Print version ISSN 0102-3616

Rev. bras. ortop. vol.47 no.6 São Paulo  2012

https://doi.org/10.1590/S0102-36162012000600007 

ARTIGO ORIGINAL

 

Valor da avaliação radiográfica pré-operatória dos defeitos ósseos no joelho nas revisões de artroplastia

 

 

Mauricio Masasi IamaguchiI; Camilo Partezani HelitoII; Riccardo Gomes GobbiIII; Marco Kawamura DemangeIII; Luiz Eduardo Passarelli TiricoI; Jose Ricardo PecoraIV; Gilberto Luis CamanhoV

IMédico Ortopedista e Preceptor do Grupo de Joelho do Instituto de Ortopedia e Traumatologia do HC/FMUSP - São Paulo, Brasil
IIMédico Residente do Grupo de Joelho do Instituto de Ortopedia e Traumatologia do HC/FMUSP - São Paulo, Brasil
IIIMédico Assistente do Grupo de Joelho do Instituto de Ortopedia e Traumatologia do HC/FMUSP - São Paulo, Brasil
IVMédico Assistente e Chefe do Grupo de Joelho do Instituto de Ortopedia e Traumatologia do HC/FMUSP - São Paulo, Brasil
VProfessor Titular do Departamento de Ortopedia da Faculdade de Medicina da USP - São Paulo, Brasil

Correspondência

 

 


RESUMO

OBJETIVO: Avaliar o valor da avaliação radiográfica pré-operatória nas revisões de artroplastias totais do joelho.
MÉTODOS: Trinta e um joelhos operados no período de 2006 a 2008 em uma série consecutiva de casos de cirurgia de revisão de artroplastia total de joelho foram analisados retrospectivamente.
CRITÉRIOS ANALISADOS: número de cunhas ou enxertos ósseos estruturados utilizados para preenchimento dos defeitos ósseos; localização das cunhas e enxertos ósseos utilizados e espessura média do polietileno utilizada. A classificação AORI era estabelecida previamente através de radiografias pré-operatórias segundo critérios preestabelecidos. Após a análise, os joelhos foram divididos em quatro grupos (I, IIA, IIB e III).
RESULTADOS: O número médio de cunhas ou enxertos ósseos utilizados em cada joelho variou de maneira crescente entre os grupos (grupo I: 1,33; grupo IIA: 2; grupo IIB: 4,33; grupo III: 4,83) (P = 0,0012). As localizações mais comuns foram: medial na tíbia e posteromedial no fêmur. Não houve diferença estatisticamente significante na espessura do polietileno utilizado.
CONCLUSÃO: A classificação AORI para defeitos ósseos no joelho baseada em radiografias pré-operatórias mostrou correlação crescente com a necessidade de utilização de cunhas e/ou enxertos estruturados na revisão de artroplastia total do joelho. Porém, até 46% dos joelhos dos grupos I e IIA apresentaram falhas ósseas de até 5mm não diagnosticadas através das radiografias pré-operatórias.
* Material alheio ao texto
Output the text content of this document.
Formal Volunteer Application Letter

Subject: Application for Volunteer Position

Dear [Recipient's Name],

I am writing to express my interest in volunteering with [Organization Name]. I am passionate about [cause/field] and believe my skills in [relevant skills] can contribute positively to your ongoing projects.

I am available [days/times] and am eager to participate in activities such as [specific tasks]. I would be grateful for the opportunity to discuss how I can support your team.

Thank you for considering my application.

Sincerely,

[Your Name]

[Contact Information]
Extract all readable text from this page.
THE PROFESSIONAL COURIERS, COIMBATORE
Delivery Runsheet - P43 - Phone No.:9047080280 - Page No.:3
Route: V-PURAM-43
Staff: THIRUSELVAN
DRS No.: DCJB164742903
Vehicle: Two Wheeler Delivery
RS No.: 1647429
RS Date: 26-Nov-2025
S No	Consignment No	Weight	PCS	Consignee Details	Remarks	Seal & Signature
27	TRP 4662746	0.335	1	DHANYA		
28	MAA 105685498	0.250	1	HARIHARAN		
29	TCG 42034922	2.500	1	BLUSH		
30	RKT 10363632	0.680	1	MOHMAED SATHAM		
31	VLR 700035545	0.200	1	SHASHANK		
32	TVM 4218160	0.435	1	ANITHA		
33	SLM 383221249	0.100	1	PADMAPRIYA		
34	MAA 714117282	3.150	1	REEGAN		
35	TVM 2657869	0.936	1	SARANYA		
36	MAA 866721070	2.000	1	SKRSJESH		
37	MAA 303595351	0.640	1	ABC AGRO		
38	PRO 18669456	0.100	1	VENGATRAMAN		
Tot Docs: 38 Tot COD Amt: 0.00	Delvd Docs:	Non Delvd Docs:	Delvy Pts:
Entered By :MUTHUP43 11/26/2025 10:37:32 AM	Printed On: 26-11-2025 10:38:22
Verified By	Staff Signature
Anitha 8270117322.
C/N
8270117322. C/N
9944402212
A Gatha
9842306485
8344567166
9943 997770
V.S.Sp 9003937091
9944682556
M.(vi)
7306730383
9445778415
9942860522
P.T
Descritores: Defeitos Ósseos; Revisão de Artroplastia Total do Joelho/classificação; Radiografia/classificação


 

 

INTRODUÇÃO

A artroplastia total de joelho é uma cirurgia cada vez mais frequente(1,2). E apesar do progressivo desenvolvimento dos implantes, um número crescente de cirurgias de revisão de artroplastias totais de joelho deverá ser realizado.

A revisão de artroplastia total de joelho é uma cirurgia sempre desafiadora, e traz resultados clínicos menos satisfatórios que a artroplastia total de joelho primária(3,4). O planejamento adequado da cirurgia a ser realizada é certamente a etapa mais importante deste procedimento. Este planejamento engloba diversos fatores a serem analisados e inclui: dados da cirurgia realizada previamente, motivo da revisão da artroplastia total de joelho (séptica ou asséptica), exame físico e avaliação radiográfica adequada do paciente, entre outros fatores.
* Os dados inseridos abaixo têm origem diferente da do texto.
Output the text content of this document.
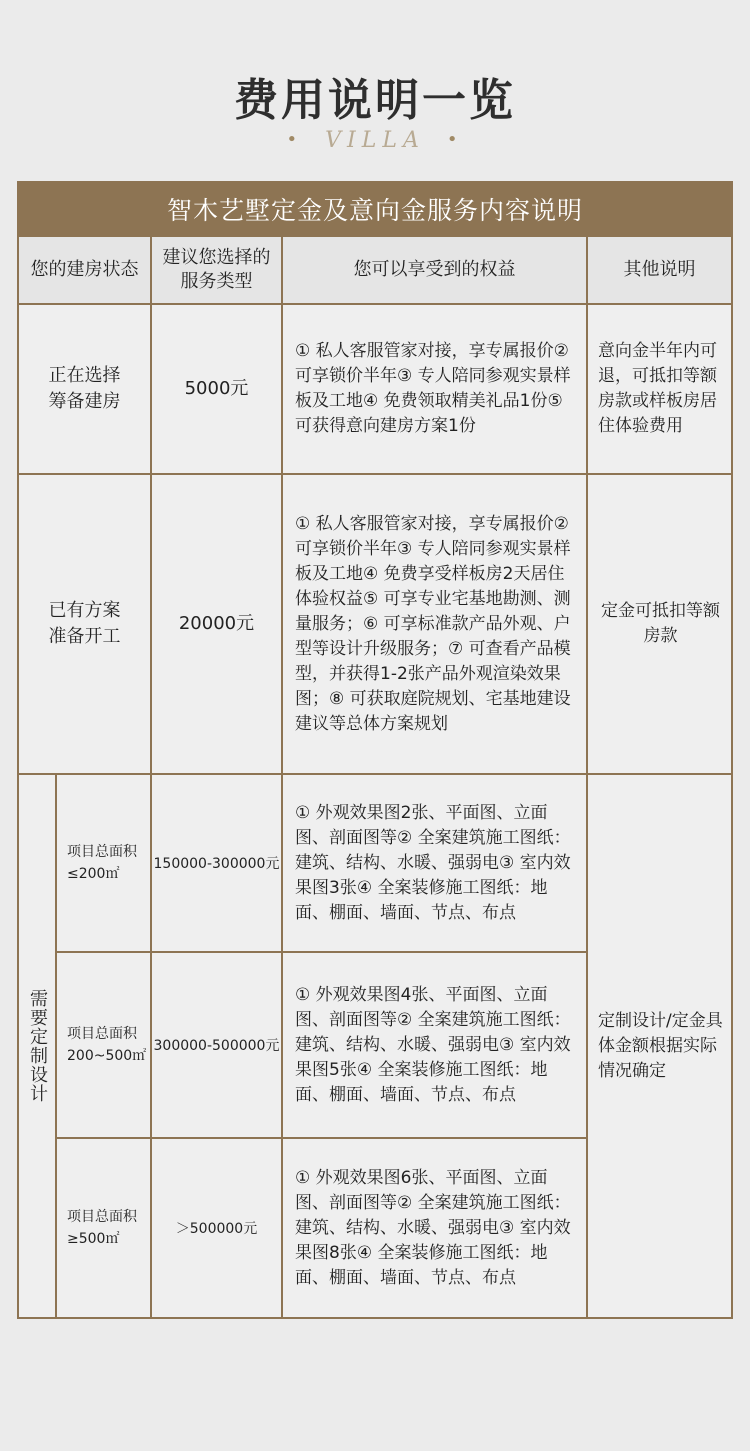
费用说明一览
• VILLA •
智木艺墅定金及意向金服务内容说明				
您的建房状态		建议您选择的服务类型	您可以享受到的权益	其他说明
正在选择筹备建房		5000元	① 私人客服管家对接，享专属报价② 可享锁价半年③ 专人陪同参观实景样板及工地④ 免费领取精美礼品1份⑤ 可获得意向建房方案1份	意向金半年内可退，可抵扣等额房款或样板房居住体验费用
已有方案准备开工		20000元	① 私人客服管家对接，享专属报价② 可享锁价半年③ 专人陪同参观实景样板及工地④ 免费享受样板房2天居住体验权益⑤ 可享专业宅基地勘测、测量服务；⑥ 可享标准款产品外观、户型等设计升级服务；⑦ 可查看产品模型，并获得1-2张产品外观渲染效果图；⑧ 可获取庭院规划、宅基地建设建议等总体方案规划	定金可抵扣等额房款

需要定制设计	项目总面积≤200㎡	150000-300000元	① 外观效果图2张、平面图、立面图、剖面图等② 全案建筑施工图纸：建筑、结构、水暖、强弱电③ 室内效果图3张④ 全案装修施工图纸：地面、棚面、墙面、节点、布点	定制设计/定金具体金额根据实际情况确定
	项目总面积200~500㎡	300000-500000元	① 外观效果图4张、平面图、立面图、剖面图等② 全案建筑施工图纸：建筑、结构、水暖、强弱电③ 室内效果图5张④ 全案装修施工图纸：地面、棚面、墙面、节点、布点	
	项目总面积≥500㎡	＞500000元	① 外观效果图6张、平面图、立面图、剖面图等② 全案建筑施工图纸：建筑、结构、水暖、强弱电③ 室内效果图8张④ 全案装修施工图纸：地面、棚面、墙面、节点、布点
Existe uma gama de opções de materiais de implante muito grande. Além dos implantes utilizados nas artroplastias totais de joelho primárias, temos também uma grande variedade de componentes para os implantes semiconstritos disponíveis para revisões: hastes de tamanho e diâmetro diversos para o fêmur e para a tíbia; várias opções de tamanho do polietileno; mecanismos de offset para a correção da excentricidade entre o centro da diáfise e o centro da articulação femoral ou tibial; cunhas de tamanho, forma e angulações diversas, módulos feitos sob medida para grandes perdas ósseas tibiais(5-15). E, para os casos com grande perda óssea e ligamentar, temos os implantes constritos(16-18).
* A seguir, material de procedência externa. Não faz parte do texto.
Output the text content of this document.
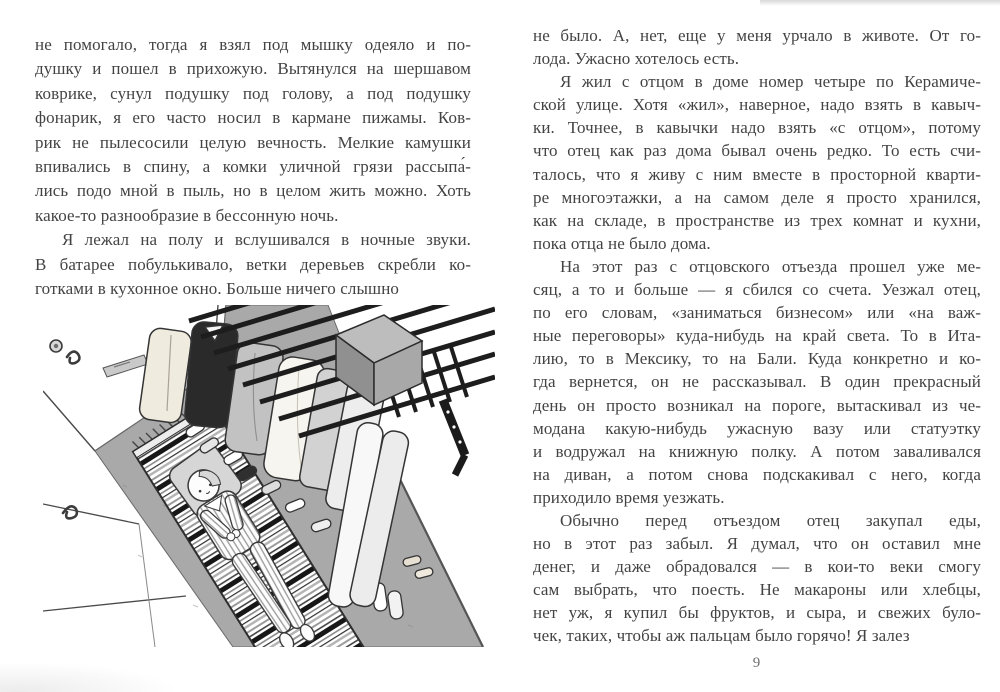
не помогало, тогда я взял под мышку одеяло и по-
душку и пошел в прихожую. Вытянулся на шершавом
коврике, сунул подушку под голову, а под подушку
фонарик, я его часто носил в кармане пижамы. Ков-
рик не пылесосили целую вечность. Мелкие камушки
впивались в спину, а комки уличной грязи рассыпа́-
лись подо мной в пыль, но в целом жить можно. Хоть
какое-то разнообразие в бессонную ночь.
Я лежал на полу и вслушивался в ночные звуки.
В батарее побулькивало, ветки деревьев скребли ко-
готками в кухонное окно. Больше ничего слышно
не было. А, нет, еще у меня урчало в животе. От го-
лода. Ужасно хотелось есть.
Я жил с отцом в доме номер четыре по Керамиче-
ской улице. Хотя «жил», наверное, надо взять в кавыч-
ки. Точнее, в кавычки надо взять «с отцом», потому
что отец как раз дома бывал очень редко. То есть счи-
талось, что я живу с ним вместе в просторной кварти-
ре многоэтажки, а на самом деле я просто хранился,
как на складе, в пространстве из трех комнат и кухни,
пока отца не было дома.
На этот раз с отцовского отъезда прошел уже ме-
сяц, а то и больше — я сбился со счета. Уезжал отец,
по его словам, «заниматься бизнесом» или «на важ-
ные переговоры» куда-нибудь на край света. То в Ита-
лию, то в Мексику, то на Бали. Куда конкретно и ко-
гда вернется, он не рассказывал. В один прекрасный
день он просто возникал на пороге, вытаскивал из че-
модана какую-нибудь ужасную вазу или статуэтку
и водружал на книжную полку. А потом заваливался
на диван, а потом снова подскакивал с него, когда
приходило время уезжать.
Обычно перед отъездом отец закупал еды,
но в этот раз забыл. Я думал, что он оставил мне
денег, и даже обрадовался — в кои-то веки смогу
сам выбрать, что поесть. Не макароны или хлебцы,
нет уж, я купил бы фруктов, и сыра, и свежих було-
чек, таких, чтобы аж пальцам было горячо! Я залез
9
A escolha do implante a ser utilizado nem sempre é simples e depende, principalmente, de três fatores: quantificação da perda óssea, avaliação do déficit ligamentar e função do mecanismo extensor. A avaliação das deficiências ligamentares e da função do mecanismo extensor do joelho é realizada, geralmente, através de dados obtidos no exame físico, informações das cirurgias realizadas previamente e nos exames de imagem.

Dorr(8), Insall(19), Rand(13) e Engh(20,21) são alguns autores de classificações para avaliar a perda óssea no joelho. Um grande desafio é avaliar e quantificar essa perda, pois a presença do implante metálico dificulta a interpretação radiográfica, mesmo para cirurgiões experientes.

Engh(20,21) descreveu a classificação para defeitos ósseos no joelho, desenvolvida no Anderson Orthopedic Research Institute (AORI). Essa classificação é baseada nos achados encontrados após a remoção dos componentes da artroplastia total de joelho(20), porém, também pode ser estimada nas radiografias pré-operatórias com uma correlação moderada entre os cirurgiões(20,22). Essa classificação é bastante utilizada entre cirurgiões de joelho e considerada uma das melhores opções disponíveis para esse tipo de avaliação. Um valor é atribuído para o fêmur e um valor é atribuído para a tíbia, são eles:

Tipo I: Osso metafisário preservado com mínimos defeitos ósseos que não alteram a estabilidade do implante.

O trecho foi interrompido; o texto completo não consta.